Use the sample summaries to find the least-squares line and predict the exam score for a student who studies 6 hours. Also compute the residual if a student who studied 7 hours scored 85.
▶️ Answer / Explanation
Step 1 — compute summary statistics (from the data)
\( \bar{x} = 5.4,\quad \bar{y} = 78.0. \)
Sample standard deviations: \( s_x \approx 2.70,\quad s_y \approx 12.04. \)
Correlation: \( r \approx 0.991 \) (very strong positive linear association).
Step 2 — compute slope and intercept
\( b = r\cdot\dfrac{s_y}{s_x} \approx 0.991\cdot\dfrac{12.04}{2.70} \approx 4.42. \)
\( a = \bar{y} – b\bar{x} \approx 78.0 – 4.42(5.4) \approx 54.15. \)
Regression equation (least-squares line):
\( \displaystyle \hat{y} = 54.15 + 4.42x \).
Step 3 — predict for \(x=6\)
\( \hat{y}(6) = 54.15 + 4.42(6) = 54.15 + 26.52 \approx 80.67. \)
Answer: Predicted exam score ≈ 80.7 for a student who studies 6 hours.
Step 4 — residual for the 7-hour student who scored 85
\( \hat{y}(7) = 54.15 + 4.42(7) \approx 85.09. \)
Residual \( e = y_{\text{obs}} – \hat{y} = 85 – 85.09 \approx -0.09 \) (observed is about 0.09 points below prediction).
Interpretation: The slope \(4.42\) means we predict about a 4.42-point increase in exam score for each additional hour studied.
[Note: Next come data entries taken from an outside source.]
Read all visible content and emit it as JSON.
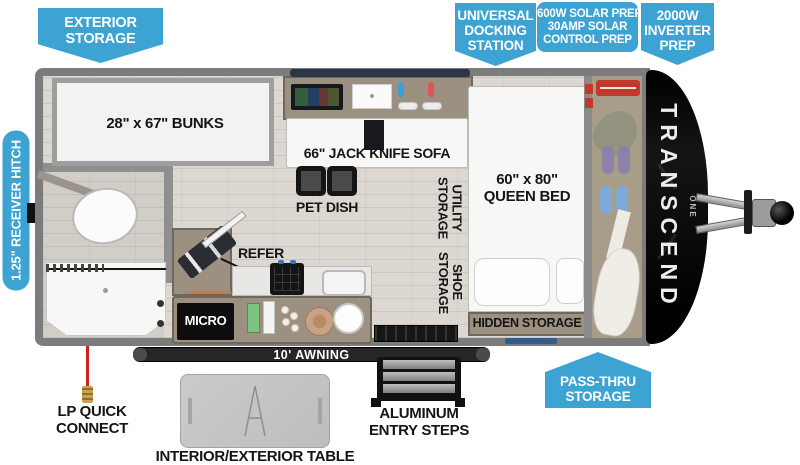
{
  "colors": {
    "accent": "#3da3d3",
    "wall_gray": "#7c7c7c",
    "front_cap_black": "#0b0b0b",
    "awning_black": "#262626",
    "lp_line_red": "#cc2127",
    "cabinet_tan": "#9c9180"
  },
  "callouts": {
    "exterior_storage": {
      "line1": "EXTERIOR",
      "line2": "STORAGE"
    },
    "universal_docking_station": {
      "line1": "UNIVERSAL",
      "line2": "DOCKING",
      "line3": "STATION"
    },
    "solar_prep": {
      "line1": "600W SOLAR PREP",
      "line2": "30AMP SOLAR",
      "line3": "CONTROL PREP"
    },
    "inverter_prep": {
      "line1": "2000W",
      "line2": "INVERTER",
      "line3": "PREP"
    },
    "receiver_hitch": {
      "label": "1.25\" RECEIVER HITCH"
    },
    "pass_thru_storage": {
      "line1": "PASS-THRU",
      "line2": "STORAGE"
    }
  },
  "interior_labels": {
    "bunks": "28\" x 67\" BUNKS",
    "jack_knife_sofa": "66\" JACK KNIFE SOFA",
    "pet_dish": "PET DISH",
    "refer": "REFER",
    "micro": "MICRO",
    "utility_storage_line1": "UTILITY",
    "utility_storage_line2": "STORAGE",
    "shoe_storage_line1": "SHOE",
    "shoe_storage_line2": "STORAGE",
    "queen_bed_line1": "60\" x 80\"",
    "queen_bed_line2": "QUEEN BED",
    "hidden_storage": "HIDDEN STORAGE",
    "awning": "10' AWNING"
  },
  "exterior_labels": {
    "lp_quick_connect_line1": "LP QUICK",
    "lp_quick_connect_line2": "CONNECT",
    "table": "INTERIOR/EXTERIOR TABLE",
    "entry_steps_line1": "ALUMINUM",
    "entry_steps_line2": "ENTRY STEPS"
  },
  "branding": {
    "model": "TRANSCEND",
    "series": "ONE"
  }
}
The intercept ~54.15 estimates the predicted score at \(x=0\) hours (interpret with caution). The residual near zero for the 7-hour student indicates the model predicted that score well.
Notes & cautions:
- Because the regression was computed from this sample, predicted values have sampling variability.
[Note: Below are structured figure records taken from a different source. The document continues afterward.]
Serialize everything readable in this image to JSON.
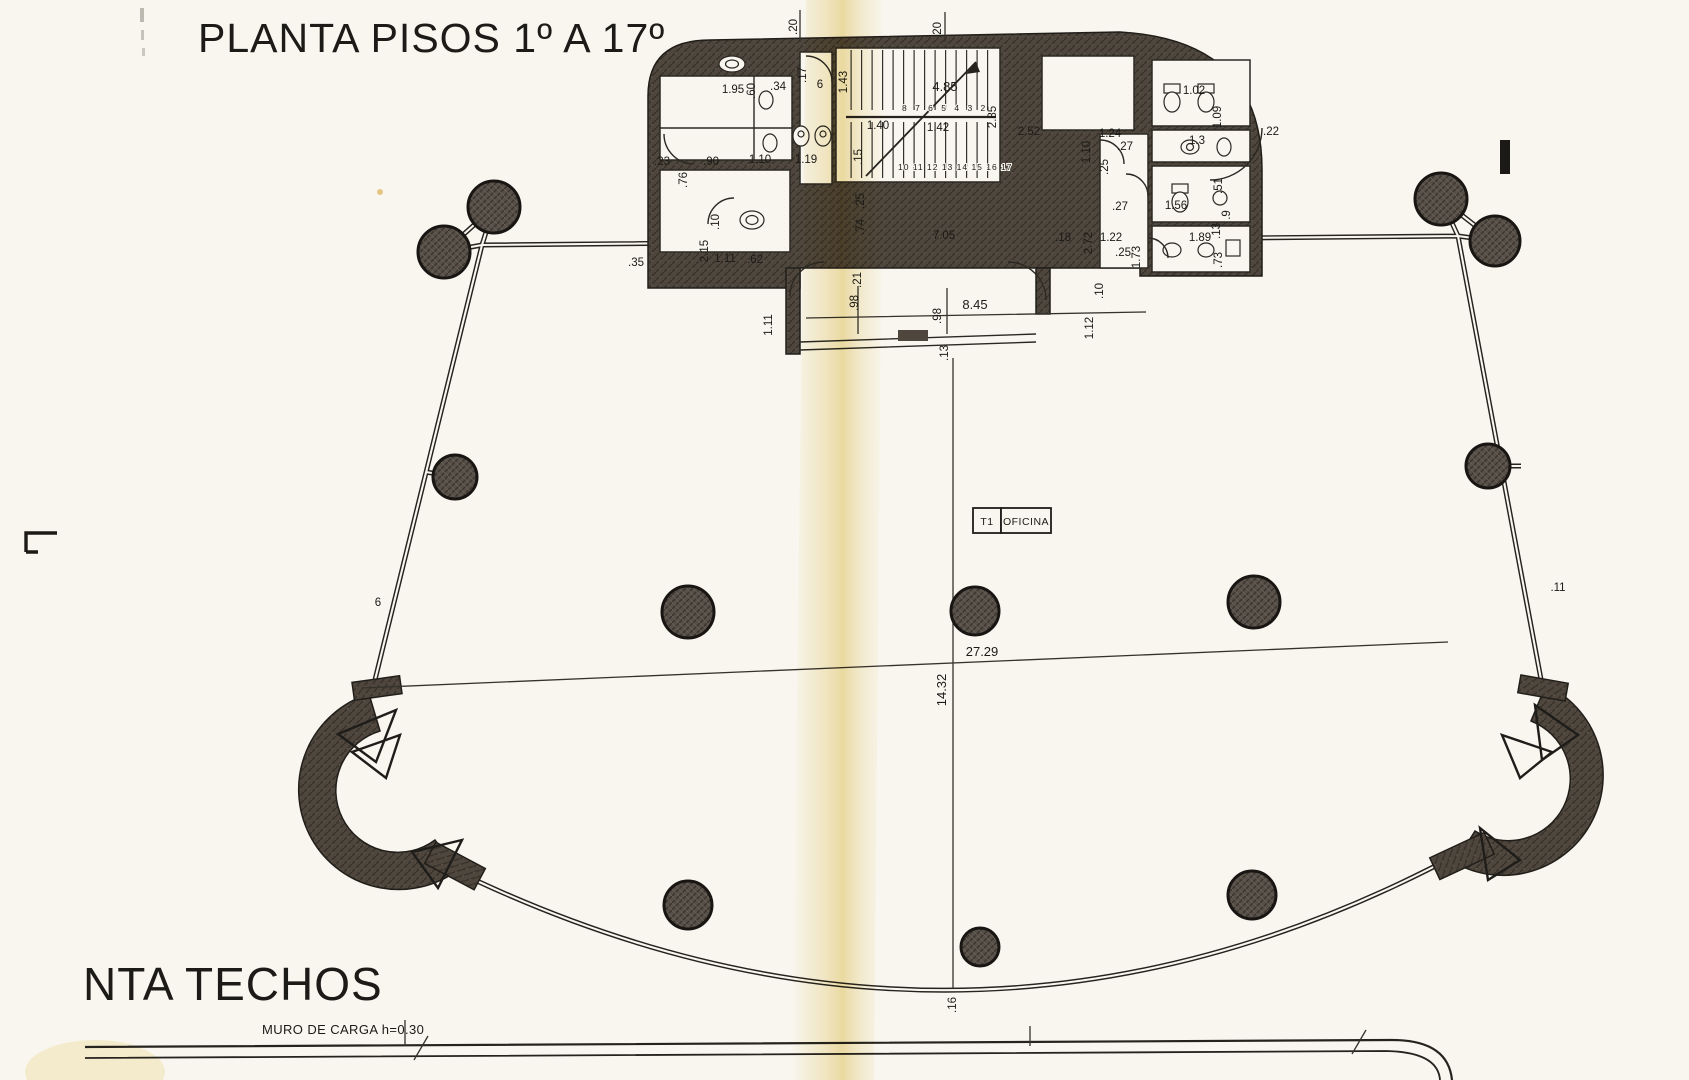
{
  "titles": {
    "main": "PLANTA PISOS 1º A 17º",
    "secondary": "NTA TECHOS",
    "muro_note": "MURO DE CARGA h=0.30"
  },
  "unit_box": {
    "tag": "T1",
    "label": "OFICINA"
  },
  "stairs": {
    "upper_steps": "8 7 6 5 4 3 2",
    "lower_steps": "10 11 12 13 14 15 16 17"
  },
  "bathrooms": [
    {
      "tag": "T2",
      "label": "BAÑO",
      "x": 694,
      "y": 101,
      "tag_w": 16,
      "label_w": 42,
      "h": 18
    },
    {
      "tag": "T3",
      "label": "BAÑO",
      "x": 694,
      "y": 133,
      "tag_w": 16,
      "label_w": 44,
      "h": 18
    },
    {
      "tag": "T4",
      "label": "BAÑO",
      "x": 1154,
      "y": 66,
      "tag_w": 20,
      "label_w": 44,
      "h": 19
    },
    {
      "tag": "T5",
      "label": "BAÑO",
      "x": 1154,
      "y": 170,
      "tag_w": 20,
      "label_w": 44,
      "h": 19
    }
  ],
  "dimension_labels": [
    {
      "t": ".20",
      "x": 797,
      "y": 27,
      "r": -90
    },
    {
      "t": ".20",
      "x": 941,
      "y": 30,
      "r": -90
    },
    {
      "t": "1.95",
      "x": 733,
      "y": 93
    },
    {
      "t": ".60",
      "x": 755,
      "y": 91,
      "r": -90
    },
    {
      "t": ".34",
      "x": 778,
      "y": 90
    },
    {
      "t": ".17",
      "x": 806,
      "y": 75,
      "r": -90
    },
    {
      "t": "6",
      "x": 820,
      "y": 88
    },
    {
      "t": "1.43",
      "x": 847,
      "y": 82,
      "r": -90
    },
    {
      "t": "4.85",
      "x": 945,
      "y": 91,
      "big": true
    },
    {
      "t": "2.85",
      "x": 996,
      "y": 117,
      "r": -90
    },
    {
      "t": "1.40",
      "x": 878,
      "y": 129
    },
    {
      "t": "1.42",
      "x": 938,
      "y": 131
    },
    {
      "t": "2.52",
      "x": 1029,
      "y": 135
    },
    {
      "t": ".15",
      "x": 862,
      "y": 157,
      "r": -90
    },
    {
      "t": "1.19",
      "x": 806,
      "y": 163
    },
    {
      "t": ".23",
      "x": 662,
      "y": 165
    },
    {
      "t": ".90",
      "x": 711,
      "y": 165
    },
    {
      "t": "1.10",
      "x": 760,
      "y": 163
    },
    {
      "t": ".76",
      "x": 687,
      "y": 180,
      "r": -90
    },
    {
      "t": ".10",
      "x": 719,
      "y": 222,
      "r": -90
    },
    {
      "t": "2.15",
      "x": 708,
      "y": 251,
      "r": -90
    },
    {
      "t": "1.11",
      "x": 725,
      "y": 262
    },
    {
      "t": ".62",
      "x": 755,
      "y": 263
    },
    {
      "t": ".35",
      "x": 636,
      "y": 266
    },
    {
      "t": "7.05",
      "x": 944,
      "y": 239
    },
    {
      "t": ".25",
      "x": 864,
      "y": 201,
      "r": -90
    },
    {
      "t": ".74",
      "x": 864,
      "y": 227,
      "r": -90
    },
    {
      "t": "1.02",
      "x": 1194,
      "y": 94
    },
    {
      "t": "1.09",
      "x": 1221,
      "y": 117,
      "r": -90
    },
    {
      "t": "1.3",
      "x": 1197,
      "y": 144
    },
    {
      "t": ".22",
      "x": 1271,
      "y": 135
    },
    {
      "t": "1.24",
      "x": 1110,
      "y": 137
    },
    {
      "t": ".27",
      "x": 1125,
      "y": 150
    },
    {
      "t": "1.10",
      "x": 1090,
      "y": 152,
      "r": -90
    },
    {
      "t": ".25",
      "x": 1108,
      "y": 167,
      "r": -90
    },
    {
      "t": ".51",
      "x": 1222,
      "y": 186,
      "r": -90
    },
    {
      "t": ".27",
      "x": 1120,
      "y": 210
    },
    {
      "t": "1.56",
      "x": 1176,
      "y": 209
    },
    {
      "t": ".9",
      "x": 1230,
      "y": 215,
      "r": -90
    },
    {
      "t": ".13",
      "x": 1220,
      "y": 231,
      "r": -90
    },
    {
      "t": "2.72",
      "x": 1092,
      "y": 243,
      "r": -90
    },
    {
      "t": "1.22",
      "x": 1111,
      "y": 241
    },
    {
      "t": "1.89",
      "x": 1200,
      "y": 241
    },
    {
      "t": ".25",
      "x": 1123,
      "y": 256
    },
    {
      "t": "1.73",
      "x": 1140,
      "y": 257,
      "r": -90
    },
    {
      "t": ".73",
      "x": 1222,
      "y": 260,
      "r": -90
    },
    {
      "t": ".18",
      "x": 1063,
      "y": 241
    },
    {
      "t": ".10",
      "x": 1103,
      "y": 291,
      "r": -90
    },
    {
      "t": "1.12",
      "x": 1093,
      "y": 328,
      "r": -90
    },
    {
      "t": "1.11",
      "x": 772,
      "y": 325,
      "r": -90
    },
    {
      "t": ".21",
      "x": 861,
      "y": 280,
      "r": -90
    },
    {
      "t": ".98",
      "x": 858,
      "y": 303,
      "r": -90
    },
    {
      "t": ".98",
      "x": 941,
      "y": 316,
      "r": -90
    },
    {
      "t": "8.45",
      "x": 975,
      "y": 309,
      "big": true
    },
    {
      "t": ".13",
      "x": 948,
      "y": 353,
      "r": -90
    },
    {
      "t": "27.29",
      "x": 982,
      "y": 656,
      "big": true
    },
    {
      "t": "14.32",
      "x": 946,
      "y": 690,
      "r": -90,
      "big": true
    },
    {
      "t": ".16",
      "x": 956,
      "y": 1005,
      "r": -90
    },
    {
      "t": "6",
      "x": 378,
      "y": 606
    },
    {
      "t": ".11",
      "x": 1558,
      "y": 591
    }
  ],
  "columns": [
    {
      "x": 494,
      "y": 207,
      "rad": 26
    },
    {
      "x": 444,
      "y": 252,
      "rad": 26
    },
    {
      "x": 1441,
      "y": 199,
      "rad": 26
    },
    {
      "x": 1495,
      "y": 241,
      "rad": 25
    },
    {
      "x": 455,
      "y": 477,
      "rad": 22
    },
    {
      "x": 1488,
      "y": 466,
      "rad": 22
    },
    {
      "x": 688,
      "y": 612,
      "rad": 26
    },
    {
      "x": 975,
      "y": 611,
      "rad": 24
    },
    {
      "x": 1254,
      "y": 602,
      "rad": 26
    },
    {
      "x": 688,
      "y": 905,
      "rad": 24
    },
    {
      "x": 980,
      "y": 947,
      "rad": 19
    },
    {
      "x": 1252,
      "y": 895,
      "rad": 24
    }
  ],
  "dashed_boxes": [
    {
      "x": 585,
      "y": 228,
      "w": 66,
      "h": 26,
      "a": 0
    },
    {
      "x": 1352,
      "y": 224,
      "w": 66,
      "h": 26,
      "a": 0
    },
    {
      "x": 415,
      "y": 404,
      "w": 28,
      "h": 62,
      "a": -14
    },
    {
      "x": 378,
      "y": 596,
      "w": 28,
      "h": 66,
      "a": -14
    },
    {
      "x": 1512,
      "y": 394,
      "w": 28,
      "h": 60,
      "a": 11
    },
    {
      "x": 1556,
      "y": 586,
      "w": 28,
      "h": 64,
      "a": 11
    },
    {
      "x": 470,
      "y": 908,
      "w": 70,
      "h": 30,
      "a": 25
    },
    {
      "x": 530,
      "y": 931,
      "w": 78,
      "h": 30,
      "a": 22
    },
    {
      "x": 665,
      "y": 977,
      "w": 80,
      "h": 30,
      "a": 15
    },
    {
      "x": 810,
      "y": 1006,
      "w": 80,
      "h": 30,
      "a": 8
    },
    {
      "x": 963,
      "y": 1015,
      "w": 80,
      "h": 30,
      "a": -1
    },
    {
      "x": 1108,
      "y": 1002,
      "w": 80,
      "h": 30,
      "a": -9
    },
    {
      "x": 1251,
      "y": 968,
      "w": 78,
      "h": 30,
      "a": -17
    },
    {
      "x": 1382,
      "y": 918,
      "w": 76,
      "h": 30,
      "a": -24
    }
  ],
  "colors": {
    "paper": "#f8f6ef",
    "ink": "#1c1a17",
    "wall_fill": "#4f473e",
    "fold": "#e9d482"
  }
}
- Predictions far outside the observed \(x\)-range (here 2–9 hours) are extrapolations and may be unreliable.
- Check residuals and plot to ensure a linear model is appropriate before trusting predictions.
Example
Data summary: A real estate sample shows house size (\(x\), in 1000 sq. ft.) vs price (\(y\), in $1000). Regression output from calculator:
\( a = 50.2,\; b = 120.5,\; r = 0.93. \)
Predict the price of a 2.5-thousand sq. ft. house. How do you get this result quickly on a TI-84?
▶️ Answer / Explanation
Step 1 — TI-84 Regression:
- Enter sizes in L1, prices in L2.
- STAT → CALC → 8:LinReg(ax+b).
- Result: \( a=50.2,\; b=120.5 \).
Step 2 — Prediction:
Equation: \( \hat{y} = 50.2 + 120.5x \).
For \(x=2.5\): \( \hat{y} = 50.2 + 120.5(2.5) = 50.2 + 301.25 = 351.45 \).
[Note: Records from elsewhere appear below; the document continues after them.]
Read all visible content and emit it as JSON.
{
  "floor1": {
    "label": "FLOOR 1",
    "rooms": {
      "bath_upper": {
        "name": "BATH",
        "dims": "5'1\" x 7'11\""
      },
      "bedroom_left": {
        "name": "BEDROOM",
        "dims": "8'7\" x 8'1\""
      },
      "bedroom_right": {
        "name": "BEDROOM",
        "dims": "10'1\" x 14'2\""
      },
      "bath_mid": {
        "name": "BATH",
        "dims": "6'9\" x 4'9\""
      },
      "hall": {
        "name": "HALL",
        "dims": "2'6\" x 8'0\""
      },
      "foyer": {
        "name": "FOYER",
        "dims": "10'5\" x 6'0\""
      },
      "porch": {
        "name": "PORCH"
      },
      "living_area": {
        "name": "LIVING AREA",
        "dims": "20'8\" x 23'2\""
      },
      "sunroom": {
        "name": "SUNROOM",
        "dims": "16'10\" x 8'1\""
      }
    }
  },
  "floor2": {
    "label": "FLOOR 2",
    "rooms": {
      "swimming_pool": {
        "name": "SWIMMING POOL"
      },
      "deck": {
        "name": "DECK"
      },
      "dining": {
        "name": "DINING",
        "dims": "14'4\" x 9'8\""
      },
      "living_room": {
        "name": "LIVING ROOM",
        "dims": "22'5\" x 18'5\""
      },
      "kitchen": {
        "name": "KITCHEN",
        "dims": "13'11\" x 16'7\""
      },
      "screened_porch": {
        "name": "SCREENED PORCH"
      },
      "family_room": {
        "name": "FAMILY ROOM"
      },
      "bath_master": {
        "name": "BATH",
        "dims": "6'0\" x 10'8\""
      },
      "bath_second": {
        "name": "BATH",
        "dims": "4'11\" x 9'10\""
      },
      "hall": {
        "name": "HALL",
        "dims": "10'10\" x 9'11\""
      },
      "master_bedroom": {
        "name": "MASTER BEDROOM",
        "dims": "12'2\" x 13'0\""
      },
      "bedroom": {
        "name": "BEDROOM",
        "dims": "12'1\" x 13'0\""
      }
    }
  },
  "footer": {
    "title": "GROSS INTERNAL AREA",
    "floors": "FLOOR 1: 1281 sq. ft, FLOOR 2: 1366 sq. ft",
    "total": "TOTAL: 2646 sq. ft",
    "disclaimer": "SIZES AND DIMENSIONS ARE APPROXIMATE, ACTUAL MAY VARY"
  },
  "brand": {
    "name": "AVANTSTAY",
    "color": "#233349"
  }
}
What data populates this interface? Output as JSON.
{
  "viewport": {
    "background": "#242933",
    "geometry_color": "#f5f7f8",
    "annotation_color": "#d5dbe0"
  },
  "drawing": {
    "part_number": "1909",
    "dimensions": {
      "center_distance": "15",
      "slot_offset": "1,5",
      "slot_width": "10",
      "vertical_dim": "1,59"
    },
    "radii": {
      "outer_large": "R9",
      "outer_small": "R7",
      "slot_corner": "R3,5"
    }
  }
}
Predicted price: ≈ \$351,450.
Step 3 — TI-84 One-line recipe:
After running LinReg(ax+b): type Y1 = a + bX in Y= menu (press VARS → Statistics → EQ → RegEq). Then use 2nd → CALC → value at \(x=2.5\) to get \(\hat{y}\).
Interpretation: Each additional 1000 sq. ft. adds about \$120,500 to the predicted price. A 2.5-thousand sq. ft. house is predicted at ≈ \$351,450.